Out of Lexington
I first read Scott McCloud’s recollection of being dragged kicking and screaming into superhero-comic fandom by Kurt Busiek in, I believe, his introduction to Busiek’s Astro City: Life in the Big City. Both boys from Lexington, Massachusetts, went on to become award-winning comics creators.
That story appears in more detail in McCloud’s new Zot! collection, which both collects his black-and-white comics published from 1987 to 1991 and serves as a portrait of a comics artist as a young man. I wasn't surprised to see McCloud mention the Million Year Picnic, the same Harvard Square comics shop I used to visit; there weren’t a lot of choices at the time (though back then Newbury Comics was actually a comics store on Newbury Street).
I was surprised to see McCloud drop the name of Christopher Bing, the Caldecott Honor-winning picture book artist.
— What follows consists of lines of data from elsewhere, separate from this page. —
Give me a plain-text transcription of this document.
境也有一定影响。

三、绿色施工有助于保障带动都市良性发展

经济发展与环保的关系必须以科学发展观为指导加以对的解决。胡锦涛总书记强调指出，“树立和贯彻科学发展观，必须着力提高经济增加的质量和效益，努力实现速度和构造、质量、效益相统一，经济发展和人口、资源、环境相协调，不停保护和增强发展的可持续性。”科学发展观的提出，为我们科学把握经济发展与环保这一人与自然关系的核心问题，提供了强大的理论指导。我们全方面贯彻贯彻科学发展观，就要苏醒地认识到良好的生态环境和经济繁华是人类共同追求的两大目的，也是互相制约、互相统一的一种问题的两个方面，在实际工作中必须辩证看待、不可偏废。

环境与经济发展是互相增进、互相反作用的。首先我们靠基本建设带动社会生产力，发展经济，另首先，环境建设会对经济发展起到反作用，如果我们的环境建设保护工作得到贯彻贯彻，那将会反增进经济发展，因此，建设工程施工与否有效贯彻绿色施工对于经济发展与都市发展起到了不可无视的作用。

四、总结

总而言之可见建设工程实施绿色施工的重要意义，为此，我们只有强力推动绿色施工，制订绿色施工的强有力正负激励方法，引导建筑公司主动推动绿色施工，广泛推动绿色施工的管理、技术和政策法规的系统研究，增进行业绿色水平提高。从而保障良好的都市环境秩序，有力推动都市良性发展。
He was the boys’ “slightly older friend,...deadly serious about breaking into the big leagues.” But then I remembered hearing Bing talk about growing up in Lexington, and realized he was about the same age as McCloud, so it made sense for them to be a crowd.
Also in the same little cohort were Ted Dewan, a cartoonist and children's-book illustrator now based in England, and his brother Brian, now a musician and graphic artist.
And I found yet another familiar name: these guys started to come together at the William Diamond Junior High School. Diamond was the teenager whose drum summoned the Lexington militia on 19 Apr 1775, the first day of America's Revolutionary War. Diamond's name has also been adopted by a modern-day youth fife and drum corps.